Im Jahr 2006 starben in den USA über 160 000 Menschen an einem Bronchialkarzinom. Rauchen gilt hierfür als die Hauptursache. Es ist bekannt, dass der Verzehr von Obst und Gemüse mit einer niedrigeren Bronchialkarzinom-Inzidenz assoziiert ist. Da ein Großteil der Bevölkerung der USA aber andere Ernährungsgewohnheiten hat, nehmen viele Menschen supplementäre Vitamine zu sich, im Glauben sich und ihrer Gesundheit etwas Gutes zu tun.

Seit Langem wird kontrovers diskutiert, ob supplementäre Vitamine eine ausgewogene Ernährung ersetzen können und sogar möglicherweise vor chronischen Erkrankungen präventiv schützen können. Die Wissenschaftler von der University of Washington, USA, untersuchten deshalb in ihrer Studie, wie sich eine langjährige hochdosierte supplementäre Einnahme von Multivitaminpräparaten, Vitamin C, Vitamin E und Folsäure auf die Inzidenz von Lungenkarzinomen auswirkt.

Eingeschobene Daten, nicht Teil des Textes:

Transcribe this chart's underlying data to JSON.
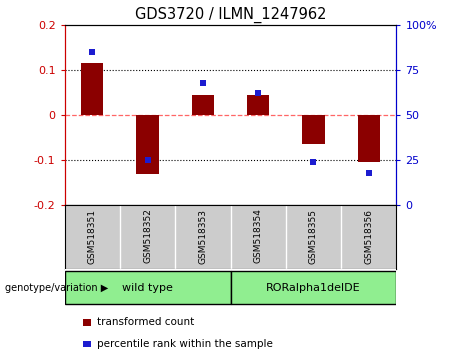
{
  "title": "GDS3720 / ILMN_1247962",
  "samples": [
    "GSM518351",
    "GSM518352",
    "GSM518353",
    "GSM518354",
    "GSM518355",
    "GSM518356"
  ],
  "bar_values": [
    0.115,
    -0.13,
    0.045,
    0.045,
    -0.065,
    -0.105
  ],
  "dot_values": [
    85,
    25,
    68,
    62,
    24,
    18
  ],
  "ylim_left": [
    -0.2,
    0.2
  ],
  "ylim_right": [
    0,
    100
  ],
  "yticks_left": [
    -0.2,
    -0.1,
    0,
    0.1,
    0.2
  ],
  "yticks_right": [
    0,
    25,
    50,
    75,
    100
  ],
  "groups": [
    {
      "label": "wild type",
      "span": [
        0,
        3
      ],
      "color": "#90EE90"
    },
    {
      "label": "RORalpha1delDE",
      "span": [
        3,
        6
      ],
      "color": "#90EE90"
    }
  ],
  "group_label_prefix": "genotype/variation",
  "bar_color": "#8B0000",
  "dot_color": "#1C1CD0",
  "legend_bar_label": "transformed count",
  "legend_dot_label": "percentile rank within the sample",
  "background_color": "#ffffff",
  "plot_bg_color": "#ffffff",
  "zero_line_color": "#ff6666",
  "dotted_line_color": "#000000",
  "sample_box_color": "#cccccc",
  "left_tick_color": "#cc0000",
  "right_tick_color": "#0000cc"
}
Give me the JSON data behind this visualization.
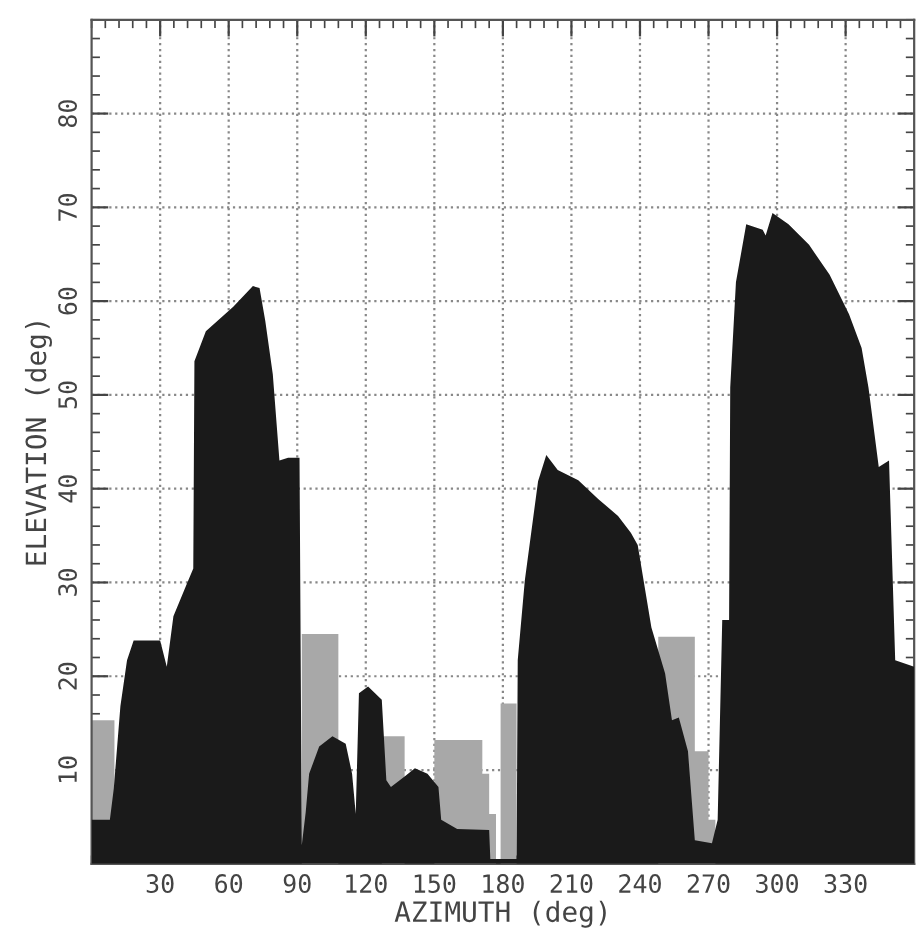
{
  "chart_data": {
    "type": "area",
    "xlabel": "AZIMUTH (deg)",
    "ylabel": "ELEVATION (deg)",
    "xlim": [
      0,
      360
    ],
    "xticks": [
      30,
      60,
      90,
      120,
      150,
      180,
      210,
      240,
      270,
      300,
      330
    ],
    "ylim": [
      0,
      90
    ],
    "yticks": [
      10,
      20,
      30,
      40,
      50,
      60,
      70,
      80
    ],
    "grid": true,
    "series": [
      {
        "color": "#a8a8a8",
        "x": [
          0,
          10
        ],
        "values": [
          15.3,
          15.3
        ]
      },
      {
        "color": "#a8a8a8",
        "x": [
          92,
          108
        ],
        "values": [
          24.5,
          24.5
        ]
      },
      {
        "color": "#a8a8a8",
        "x": [
          127,
          137
        ],
        "values": [
          13.6,
          13.6
        ]
      },
      {
        "color": "#a8a8a8",
        "x": [
          150,
          171,
          171,
          174,
          174,
          177
        ],
        "values": [
          13.2,
          13.2,
          9.6,
          9.6,
          5.3,
          5.3
        ]
      },
      {
        "color": "#a8a8a8",
        "x": [
          179,
          186
        ],
        "values": [
          17.1,
          17.1
        ]
      },
      {
        "color": "#a8a8a8",
        "x": [
          248,
          264,
          264,
          270,
          270,
          273
        ],
        "values": [
          24.2,
          24.2,
          12,
          12,
          4.7,
          4.7
        ]
      },
      {
        "type": "area",
        "color": "#1a1a1a",
        "x": [
          0,
          8,
          9.7,
          12.6,
          15.5,
          18.4,
          30,
          32.9,
          35.8,
          41.6,
          44.5,
          45,
          50,
          62,
          70.6,
          73.5,
          76,
          79.3,
          82.2,
          86,
          91,
          92,
          93.7,
          95.2,
          99.6,
          105.4,
          111.2,
          114,
          115.6,
          117,
          121,
          127,
          129,
          131,
          137,
          141.5,
          147,
          151.8,
          153,
          160,
          174,
          174.5,
          186,
          186.5,
          189.6,
          195.4,
          199,
          204,
          213,
          221.7,
          230.4,
          236,
          239,
          245,
          251,
          254,
          257,
          261,
          264,
          271.5,
          274,
          276,
          279,
          279.5,
          282,
          286.5,
          293.7,
          295,
          298,
          305,
          314,
          323,
          331.5,
          337,
          340,
          344.5,
          349,
          351.7,
          360
        ],
        "values": [
          4.7,
          4.7,
          8,
          16.8,
          21.7,
          23.8,
          23.8,
          21,
          26.4,
          29.8,
          31.5,
          53.6,
          56.8,
          59.4,
          61.6,
          61.4,
          57.9,
          52.2,
          43,
          43.3,
          43.3,
          2,
          5.5,
          9.6,
          12.5,
          13.6,
          12.8,
          9.6,
          5.3,
          18.2,
          18.9,
          17.5,
          8.9,
          8.2,
          9.3,
          10.2,
          9.6,
          8.2,
          4.7,
          3.7,
          3.6,
          0.5,
          0.5,
          21.7,
          30.2,
          40.8,
          43.6,
          42,
          40.9,
          38.9,
          37.1,
          35.3,
          34,
          25.2,
          20.3,
          15.3,
          15.6,
          12,
          2.5,
          2.2,
          4.7,
          26,
          26,
          50.8,
          62,
          68.2,
          67.6,
          67,
          69.4,
          68.2,
          66,
          62.8,
          58.6,
          55,
          50.8,
          42.3,
          43,
          21.7,
          21
        ]
      }
    ]
  }
}
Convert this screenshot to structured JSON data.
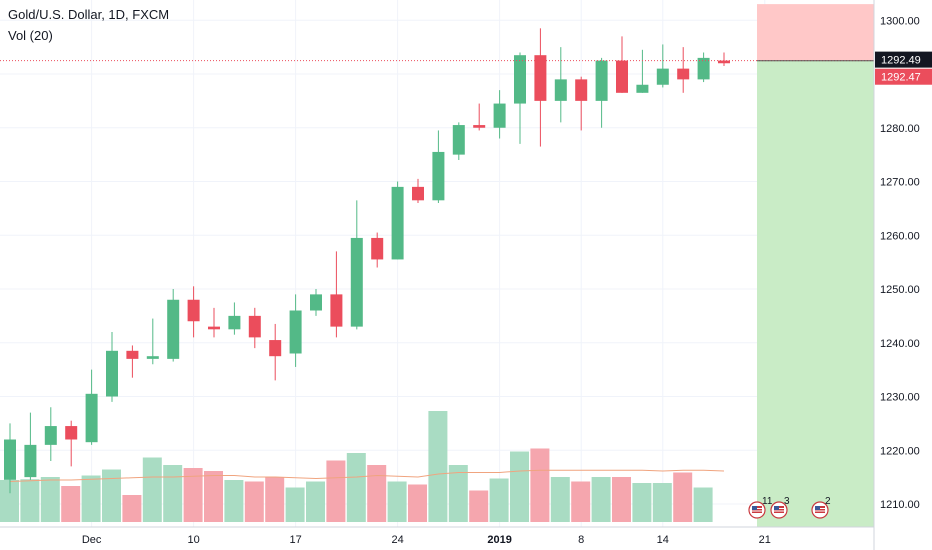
{
  "header": {
    "title": "Gold/U.S. Dollar, 1D, FXCM",
    "volume_label": "Vol (20)"
  },
  "colors": {
    "up": "#53b987",
    "down": "#eb4d5c",
    "up_volume": "#a9dcc3",
    "down_volume": "#f5a6ae",
    "volume_ma": "#f0a47f",
    "target_zone": "#c9ecc6",
    "stop_zone": "#ffc8c8",
    "grid": "#f0f3fa"
  },
  "price_tags": {
    "current": "1292.49",
    "entry": "1292.47"
  },
  "events": [
    {
      "count": "11",
      "icon": "us-flag-icon"
    },
    {
      "count": "3",
      "icon": "us-flag-icon"
    },
    {
      "count": "2",
      "icon": "us-flag-icon"
    }
  ],
  "chart_data": {
    "type": "candlestick",
    "title": "Gold/U.S. Dollar, 1D, FXCM",
    "y_axis": {
      "side": "right",
      "range": [
        1207,
        1303
      ],
      "ticks": [
        "1210.00",
        "1220.00",
        "1230.00",
        "1240.00",
        "1250.00",
        "1260.00",
        "1270.00",
        "1280.00",
        "1290.00",
        "1300.00"
      ]
    },
    "x_axis": {
      "ticks": [
        {
          "label": "Dec",
          "bar": 4
        },
        {
          "label": "10",
          "bar": 9
        },
        {
          "label": "17",
          "bar": 14
        },
        {
          "label": "24",
          "bar": 19
        },
        {
          "label": "2019",
          "bar": 24,
          "bold": true
        },
        {
          "label": "8",
          "bar": 28
        },
        {
          "label": "14",
          "bar": 32
        },
        {
          "label": "21",
          "bar": 37
        }
      ]
    },
    "grid": true,
    "bars": [
      {
        "o": 1214.5,
        "h": 1225.0,
        "l": 1212.0,
        "c": 1222.0,
        "v": 0.28
      },
      {
        "o": 1215.0,
        "h": 1227.0,
        "l": 1214.5,
        "c": 1221.0,
        "v": 0.285
      },
      {
        "o": 1221.0,
        "h": 1228.0,
        "l": 1218.0,
        "c": 1224.5,
        "v": 0.3
      },
      {
        "o": 1224.5,
        "h": 1225.5,
        "l": 1217.0,
        "c": 1222.0,
        "v": 0.24
      },
      {
        "o": 1221.5,
        "h": 1235.0,
        "l": 1221.0,
        "c": 1230.5,
        "v": 0.31
      },
      {
        "o": 1230.0,
        "h": 1242.0,
        "l": 1229.0,
        "c": 1238.5,
        "v": 0.35
      },
      {
        "o": 1238.5,
        "h": 1239.5,
        "l": 1233.5,
        "c": 1237.0,
        "v": 0.18
      },
      {
        "o": 1237.0,
        "h": 1244.5,
        "l": 1236.0,
        "c": 1237.5,
        "v": 0.43
      },
      {
        "o": 1237.0,
        "h": 1250.0,
        "l": 1236.5,
        "c": 1248.0,
        "v": 0.38
      },
      {
        "o": 1248.0,
        "h": 1250.5,
        "l": 1241.0,
        "c": 1244.0,
        "v": 0.36
      },
      {
        "o": 1243.0,
        "h": 1246.5,
        "l": 1241.0,
        "c": 1242.5,
        "v": 0.34
      },
      {
        "o": 1242.5,
        "h": 1247.5,
        "l": 1241.5,
        "c": 1245.0,
        "v": 0.28
      },
      {
        "o": 1245.0,
        "h": 1246.5,
        "l": 1239.0,
        "c": 1241.0,
        "v": 0.27
      },
      {
        "o": 1240.5,
        "h": 1243.5,
        "l": 1233.0,
        "c": 1237.5,
        "v": 0.3
      },
      {
        "o": 1238.0,
        "h": 1249.0,
        "l": 1235.5,
        "c": 1246.0,
        "v": 0.23
      },
      {
        "o": 1246.0,
        "h": 1250.0,
        "l": 1245.0,
        "c": 1249.0,
        "v": 0.27
      },
      {
        "o": 1249.0,
        "h": 1257.0,
        "l": 1241.0,
        "c": 1243.0,
        "v": 0.41
      },
      {
        "o": 1243.0,
        "h": 1266.5,
        "l": 1242.5,
        "c": 1259.5,
        "v": 0.46
      },
      {
        "o": 1259.5,
        "h": 1260.5,
        "l": 1254.0,
        "c": 1255.5,
        "v": 0.38
      },
      {
        "o": 1255.5,
        "h": 1270.0,
        "l": 1255.5,
        "c": 1269.0,
        "v": 0.27
      },
      {
        "o": 1269.0,
        "h": 1270.5,
        "l": 1266.0,
        "c": 1266.5,
        "v": 0.25
      },
      {
        "o": 1266.5,
        "h": 1279.5,
        "l": 1266.0,
        "c": 1275.5,
        "v": 0.74
      },
      {
        "o": 1275.0,
        "h": 1281.0,
        "l": 1274.0,
        "c": 1280.5,
        "v": 0.38
      },
      {
        "o": 1280.5,
        "h": 1284.5,
        "l": 1279.5,
        "c": 1280.0,
        "v": 0.21
      },
      {
        "o": 1280.0,
        "h": 1287.0,
        "l": 1278.0,
        "c": 1284.5,
        "v": 0.29
      },
      {
        "o": 1284.5,
        "h": 1294.0,
        "l": 1277.0,
        "c": 1293.5,
        "v": 0.47
      },
      {
        "o": 1293.5,
        "h": 1298.5,
        "l": 1276.5,
        "c": 1285.0,
        "v": 0.49
      },
      {
        "o": 1285.0,
        "h": 1295.0,
        "l": 1281.0,
        "c": 1289.0,
        "v": 0.3
      },
      {
        "o": 1289.0,
        "h": 1289.5,
        "l": 1279.5,
        "c": 1285.0,
        "v": 0.27
      },
      {
        "o": 1285.0,
        "h": 1293.0,
        "l": 1280.0,
        "c": 1292.5,
        "v": 0.3
      },
      {
        "o": 1292.5,
        "h": 1297.0,
        "l": 1286.5,
        "c": 1286.5,
        "v": 0.3
      },
      {
        "o": 1286.5,
        "h": 1294.5,
        "l": 1286.5,
        "c": 1288.0,
        "v": 0.26
      },
      {
        "o": 1288.0,
        "h": 1295.5,
        "l": 1287.5,
        "c": 1291.0,
        "v": 0.26
      },
      {
        "o": 1291.0,
        "h": 1295.0,
        "l": 1286.5,
        "c": 1289.0,
        "v": 0.33
      },
      {
        "o": 1289.0,
        "h": 1294.0,
        "l": 1288.5,
        "c": 1293.0,
        "v": 0.23
      },
      {
        "o": 1292.5,
        "h": 1294.0,
        "l": 1291.5,
        "c": 1292.0,
        "v": 0.0
      }
    ],
    "volume_ma": [
      0.27,
      0.275,
      0.28,
      0.28,
      0.285,
      0.29,
      0.295,
      0.3,
      0.3,
      0.305,
      0.31,
      0.31,
      0.3,
      0.3,
      0.295,
      0.29,
      0.295,
      0.3,
      0.31,
      0.305,
      0.3,
      0.32,
      0.33,
      0.33,
      0.33,
      0.34,
      0.345,
      0.345,
      0.345,
      0.345,
      0.345,
      0.345,
      0.34,
      0.345,
      0.345,
      0.34
    ],
    "position": {
      "entry": 1292.47,
      "stop": 1303,
      "target": 1207,
      "current_price": 1292.49
    }
  }
}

In einer prospektiven Kohortenstudie wurden 77 721 Männer und Frauen zwischen 50 und 76 Jahren untersucht. Es wurde das Gefährdungsrisiko für das Auftreten von Lungenkarzinomen nach einer täglichen Einnahme von 100 mg Multivitaminen, Vitamin E, Vitamin C und Folsäure berechnet.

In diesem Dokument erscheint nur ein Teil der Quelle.